До Стахия молва тоже дошла. Он впустил ее в одно ухо, в другое – выпустил. На берегу измайловского пруда ему было безразлично, совершенно безразлично, чья именно дочь смеется и сдергивает душегрейку. Смеется и не может остановиться. Он понял: смех плохой, очень вредный для человека. Смех надо немедленно прекратить. Знал только один способ. Не раздумывая, применил его – влепил царевне оплеуху. Она замолчала и сдернула душегрейку. Рукава рубахи были по локоть мокрыми. Из указательного пальца сочилась кровь. Царевна засунула его в рот. Сказала шепеляво:
– Думм бер, – и улыбнулась.
А он не знал, что делать. Стоял пень пнем. Потом поднял брошенную душегрейку. Выручили царевны. Заслышали смех, прибежали узнать, что за веселье. Загалдели, залопотали по-иноземному. Изучали они четыре языка. Но, когда волновались, путались, сваливали все четыре в одну кучу. Он в то время знал только русский, потому все другие были для него одним – немецким.

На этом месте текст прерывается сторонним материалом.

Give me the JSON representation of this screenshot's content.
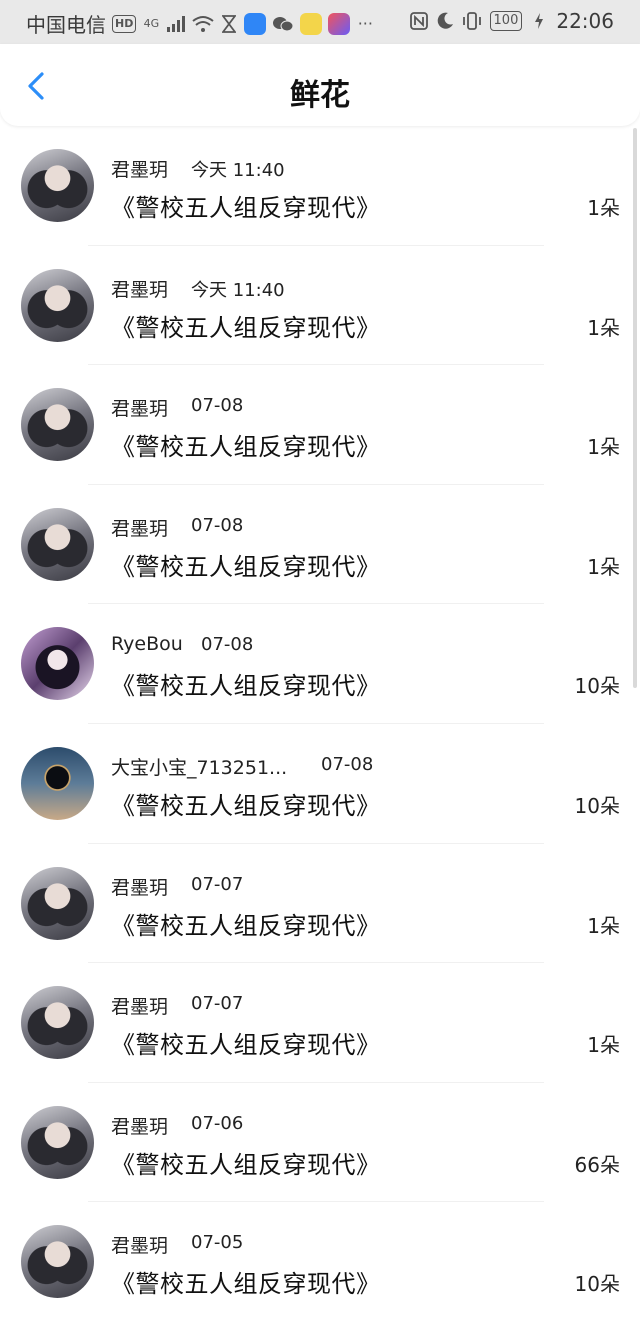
{
  "statusbar": {
    "carrier": "中国电信",
    "hd": "HD",
    "network": "4G",
    "battery": "100",
    "time": "22:06"
  },
  "header": {
    "title": "鲜花"
  },
  "colors": {
    "back_accent": "#2c8ef8",
    "statusbar_bg": "#e9e9e9"
  },
  "list": [
    {
      "name": "君墨玥",
      "time": "今天 11:40",
      "book": "《警校五人组反穿现代》",
      "count": "1朵",
      "avatar": "girl"
    },
    {
      "name": "君墨玥",
      "time": "今天 11:40",
      "book": "《警校五人组反穿现代》",
      "count": "1朵",
      "avatar": "girl"
    },
    {
      "name": "君墨玥",
      "time": "07-08",
      "book": "《警校五人组反穿现代》",
      "count": "1朵",
      "avatar": "girl"
    },
    {
      "name": "君墨玥",
      "time": "07-08",
      "book": "《警校五人组反穿现代》",
      "count": "1朵",
      "avatar": "girl"
    },
    {
      "name": "RyeBou",
      "time": "07-08",
      "book": "《警校五人组反穿现代》",
      "count": "10朵",
      "avatar": "rye"
    },
    {
      "name": "大宝小宝_713251...",
      "time": "07-08",
      "book": "《警校五人组反穿现代》",
      "count": "10朵",
      "avatar": "space"
    },
    {
      "name": "君墨玥",
      "time": "07-07",
      "book": "《警校五人组反穿现代》",
      "count": "1朵",
      "avatar": "girl"
    },
    {
      "name": "君墨玥",
      "time": "07-07",
      "book": "《警校五人组反穿现代》",
      "count": "1朵",
      "avatar": "girl"
    },
    {
      "name": "君墨玥",
      "time": "07-06",
      "book": "《警校五人组反穿现代》",
      "count": "66朵",
      "avatar": "girl"
    },
    {
      "name": "君墨玥",
      "time": "07-05",
      "book": "《警校五人组反穿现代》",
      "count": "10朵",
      "avatar": "girl"
    }
  ]
}
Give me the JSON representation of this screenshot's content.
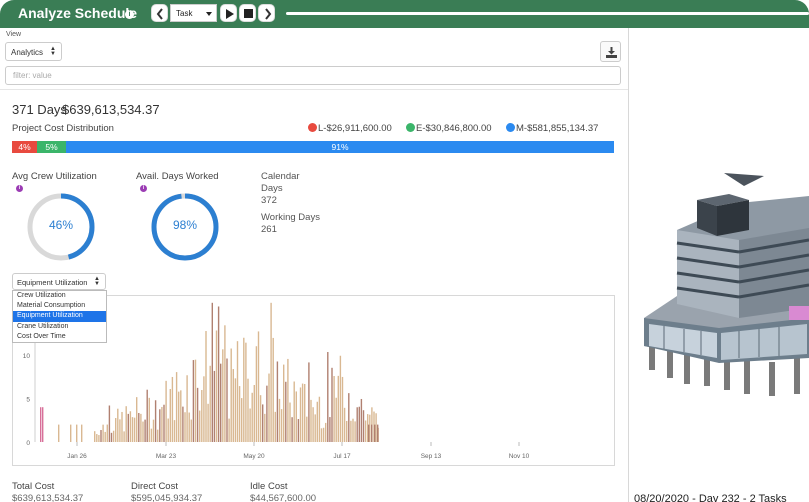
{
  "header": {
    "title": "Analyze Schedule",
    "info_icon": "info-icon",
    "task_select_value": "Task",
    "icons": [
      "chevron-left-icon",
      "play-icon",
      "stop-icon",
      "chevron-right-icon"
    ]
  },
  "view": {
    "label": "View",
    "selected": "Analytics",
    "filter_placeholder": "filter: value"
  },
  "summary": {
    "days": "371 Days",
    "cost": "$639,613,534.37",
    "distribution_label": "Project Cost Distribution",
    "legend": [
      {
        "label": "L-$26,911,600.00",
        "color": "#e84a3f"
      },
      {
        "label": "E-$30,846,800.00",
        "color": "#3bb56a"
      },
      {
        "label": "M-$581,855,134.37",
        "color": "#2b8af0"
      }
    ],
    "segments": [
      {
        "label": "4%",
        "percent": 4.2,
        "color": "#e84a3f"
      },
      {
        "label": "5%",
        "percent": 4.8,
        "color": "#3bb56a"
      },
      {
        "label": "91%",
        "percent": 91,
        "color": "#2b8af0"
      }
    ]
  },
  "metrics": {
    "crew": {
      "label": "Avg Crew Utilization",
      "value": "46%",
      "fraction": 0.46
    },
    "days_worked": {
      "label": "Avail. Days Worked",
      "value": "98%",
      "fraction": 0.98
    },
    "calendar_days_label_1": "Calendar",
    "calendar_days_label_2": "Days",
    "calendar_days_value": "372",
    "working_days_label": "Working Days",
    "working_days_value": "261"
  },
  "chart_select": {
    "selected": "Equipment Utilization",
    "options": [
      "Crew Utilization",
      "Material Consumption",
      "Equipment Utilization",
      "Crane Utilization",
      "Cost Over Time"
    ],
    "selected_index": 2
  },
  "chart_data": {
    "type": "bar",
    "ylim": [
      0,
      20
    ],
    "yticks": [
      "0",
      "5",
      "10"
    ],
    "xticks": [
      "Jan 26",
      "Mar 23",
      "May 20",
      "Jul 17",
      "Sep 13",
      "Nov 10"
    ],
    "colors": {
      "main": "#d9b892",
      "alt": "#b08070",
      "early": "#d8709a"
    }
  },
  "costs": [
    {
      "label": "Total Cost",
      "value": "$639,613,534.37"
    },
    {
      "label": "Direct Cost",
      "value": "$595,045,934.37"
    },
    {
      "label": "Idle Cost",
      "value": "$44,567,600.00"
    }
  ],
  "viewport": {
    "status": "08/20/2020 - Day 232 - 2 Tasks"
  }
}
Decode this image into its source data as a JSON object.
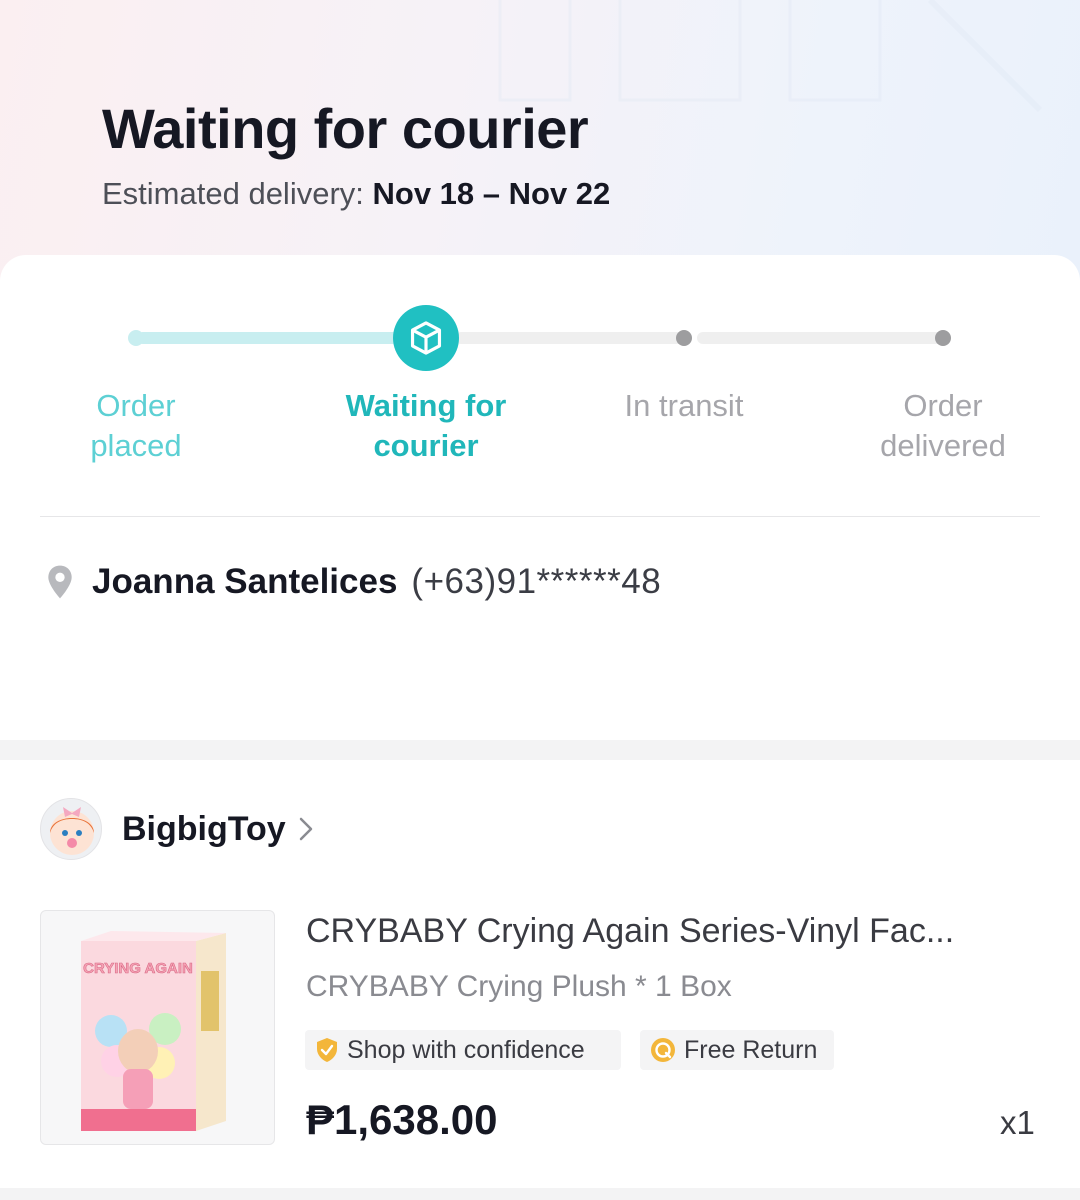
{
  "header": {
    "status_title": "Waiting for courier",
    "eta_label": "Estimated delivery: ",
    "eta_value": "Nov 18 – Nov 22"
  },
  "progress": {
    "current_step": 2,
    "accent_color": "#20c0c2",
    "steps": [
      {
        "label_line1": "Order",
        "label_line2": "placed"
      },
      {
        "label_line1": "Waiting for",
        "label_line2": "courier"
      },
      {
        "label_line1": "In transit",
        "label_line2": ""
      },
      {
        "label_line1": "Order",
        "label_line2": "delivered"
      }
    ]
  },
  "address": {
    "name": "Joanna Santelices",
    "phone": "(+63)91******48"
  },
  "shop": {
    "name": "BigbigToy"
  },
  "product": {
    "title": "CRYBABY Crying Again Series-Vinyl Fac...",
    "variant": "CRYBABY Crying Plush * 1 Box",
    "badges": [
      "Shop with confidence",
      "Free Return"
    ],
    "price": "₱1,638.00",
    "quantity": "x1",
    "thumb_text": "CRYING AGAIN"
  }
}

Сестры закатали Анне рукава, подхватили ее под руки и повели к дому. Мокрую душегрейку оставили ему. В конце аллеи обернулись и прокричали:
– Думм бер! – Озорные, пригожие девушки, в будничных русских нарядах.
Он вывалил карасей в пруд, всех разом. Устоявшаяся вода забурлила вновь, вскипела. Неистово зазвенели колокольцы. К счастью, на звон никто не явился. Ему бы попало за самоуправство. Щук следовало кормить осмотрительно, по одной. Не бросать корм всем сразу, чтобы не передрались из-за него, не повредили друг друга. Таких ценных щук, иным насчитывалось более ста лет, нигде на Руси больше не было. Но царице Прасковье, ее верной челяди стало не до них. Покидалось насиженное гнездовье. Менялись ценности, скоропалительно, бездумно. Мысли всех занимал Петербург.